Los Angeles (California), 23 Gennaio 2017: l’attore Jay Bowdy annuncia di volersi suicidare in diretta Facebook e si spara poi un colpo di fucile nella sua auto. Il trentatreenne, noto negli Stati Uniti soprattutto per aver preso parte ad alcune serie tv, era stato arrestato il precedente 19 Gennaio con l’accusa di violenza sessuale, salvo poi essere rilasciato su cauzione. L’uomo, sposato e con sei figli, ha continuato a dichiararsi innocente, ma non ha sopportato quest’accusa infamante arrivando quindi all’estremo gesto. In questo caso le forze di polizia sono riuscite a far rimuovere il video quasi nell’immediato.

Abbiamo citato “soltanto” due episodi, ma ce ne sono molti altri meritevoli della stessa attenzione. Non è raro infatti che siano gli stessi social network e le stesse applicazioni che siamo soliti usare tutti a divenire motivo di morte o mezzo per annunciarla. Facciamo, dunque, riferimento a quei casi in cui persone che si sono poi suicidate, hanno prima deciso di lasciare un ultimo messaggio in rete, ma anche a quei casi in cui a spingere al suicidio è stata proprio la pubblicazione su Internet di materiale privato. Come non ricordare a tal proposito la morte di Tiziana Cantone, giovane ragazza campana che si è impiccata dopo che alcuni suoi video pornografici erano stati diffusi su differenti piattaforme, e che non ha quindi retto alla serie di giudizi che ne sono seguiti.

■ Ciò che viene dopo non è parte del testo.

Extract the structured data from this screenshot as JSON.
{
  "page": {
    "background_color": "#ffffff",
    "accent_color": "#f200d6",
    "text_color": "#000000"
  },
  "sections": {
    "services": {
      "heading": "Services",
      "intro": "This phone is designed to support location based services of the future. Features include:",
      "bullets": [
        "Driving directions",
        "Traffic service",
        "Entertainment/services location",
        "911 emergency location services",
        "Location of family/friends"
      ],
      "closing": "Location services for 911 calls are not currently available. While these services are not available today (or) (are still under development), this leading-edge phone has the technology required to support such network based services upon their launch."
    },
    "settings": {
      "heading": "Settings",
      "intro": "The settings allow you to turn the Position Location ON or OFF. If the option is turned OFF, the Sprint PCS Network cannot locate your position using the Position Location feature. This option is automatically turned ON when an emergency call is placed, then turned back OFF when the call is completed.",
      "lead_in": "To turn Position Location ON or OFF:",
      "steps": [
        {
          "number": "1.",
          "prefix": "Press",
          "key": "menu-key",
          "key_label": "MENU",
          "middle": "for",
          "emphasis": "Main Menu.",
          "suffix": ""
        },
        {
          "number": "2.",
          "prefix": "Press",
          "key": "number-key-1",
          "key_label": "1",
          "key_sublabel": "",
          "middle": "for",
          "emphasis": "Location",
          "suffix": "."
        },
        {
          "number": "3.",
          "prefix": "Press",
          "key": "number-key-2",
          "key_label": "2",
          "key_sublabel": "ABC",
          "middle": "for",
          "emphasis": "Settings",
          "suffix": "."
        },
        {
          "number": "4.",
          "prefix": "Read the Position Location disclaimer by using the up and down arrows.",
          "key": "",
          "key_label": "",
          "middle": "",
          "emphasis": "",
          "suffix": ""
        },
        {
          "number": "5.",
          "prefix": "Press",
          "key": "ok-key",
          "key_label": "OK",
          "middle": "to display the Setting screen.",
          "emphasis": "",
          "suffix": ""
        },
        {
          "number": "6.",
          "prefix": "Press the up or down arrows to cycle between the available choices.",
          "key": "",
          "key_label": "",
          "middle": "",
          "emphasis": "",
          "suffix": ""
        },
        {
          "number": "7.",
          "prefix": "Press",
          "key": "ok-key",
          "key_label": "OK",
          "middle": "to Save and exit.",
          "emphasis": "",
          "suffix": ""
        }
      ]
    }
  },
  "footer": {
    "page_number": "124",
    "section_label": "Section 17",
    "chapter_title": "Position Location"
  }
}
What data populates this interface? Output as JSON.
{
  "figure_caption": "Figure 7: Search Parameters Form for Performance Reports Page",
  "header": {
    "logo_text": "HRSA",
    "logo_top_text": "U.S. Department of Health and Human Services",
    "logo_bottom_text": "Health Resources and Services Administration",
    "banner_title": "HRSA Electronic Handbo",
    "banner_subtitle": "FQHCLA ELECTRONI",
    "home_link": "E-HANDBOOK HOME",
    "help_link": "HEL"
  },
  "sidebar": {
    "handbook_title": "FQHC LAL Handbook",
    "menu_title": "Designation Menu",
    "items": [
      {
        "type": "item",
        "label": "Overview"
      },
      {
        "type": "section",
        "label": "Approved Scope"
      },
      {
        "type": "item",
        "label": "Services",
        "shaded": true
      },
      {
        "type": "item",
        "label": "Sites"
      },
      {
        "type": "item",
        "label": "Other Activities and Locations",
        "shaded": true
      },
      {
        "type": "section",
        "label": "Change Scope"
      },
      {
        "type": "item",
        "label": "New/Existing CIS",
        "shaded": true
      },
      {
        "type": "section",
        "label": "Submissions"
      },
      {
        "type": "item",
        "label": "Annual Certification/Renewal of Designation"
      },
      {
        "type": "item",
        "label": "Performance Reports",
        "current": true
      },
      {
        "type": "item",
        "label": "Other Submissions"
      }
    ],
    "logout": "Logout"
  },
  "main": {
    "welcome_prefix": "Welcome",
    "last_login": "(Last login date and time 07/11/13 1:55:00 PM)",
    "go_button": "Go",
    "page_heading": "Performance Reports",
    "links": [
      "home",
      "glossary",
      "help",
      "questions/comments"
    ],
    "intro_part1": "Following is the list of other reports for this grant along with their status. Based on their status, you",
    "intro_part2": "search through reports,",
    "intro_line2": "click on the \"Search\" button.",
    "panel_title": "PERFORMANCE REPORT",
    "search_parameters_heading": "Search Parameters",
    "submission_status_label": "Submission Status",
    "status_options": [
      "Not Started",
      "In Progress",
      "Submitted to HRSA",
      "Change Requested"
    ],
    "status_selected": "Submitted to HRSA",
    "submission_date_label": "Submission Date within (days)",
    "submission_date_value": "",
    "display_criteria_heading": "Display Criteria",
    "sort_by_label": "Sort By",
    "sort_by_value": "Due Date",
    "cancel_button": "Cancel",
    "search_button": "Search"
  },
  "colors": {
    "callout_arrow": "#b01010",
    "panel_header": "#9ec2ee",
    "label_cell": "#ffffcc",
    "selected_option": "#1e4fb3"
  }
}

Tutto ciò ci porta a riflettere; riflettiamo su ciò che davvero i nuovi media sono in grado di fare, riflettiamo sul perché c’è ancora qualcuno che non presta abbastanza attenzione alla tutela della propria privacy, in un contesto in cui facilmente la propria intimità può essere messa alla mercé di tutti (e ne abbiamo ripetutamente avuto dimostrazione). Riflettiamo ancora sul perché le persone sentano la necessità di mostrare platealmente il loro dolore, fino appunto ad uccidersi davanti a migliaia di utenti. Che sia ancora una volta voglia di apparire, in una società in cui visibilità e reputazione sembrano essere tutto? A questo decidiamo di non credere, ma avere oggi una risposta a tutto ciò sembra ancora impossibile.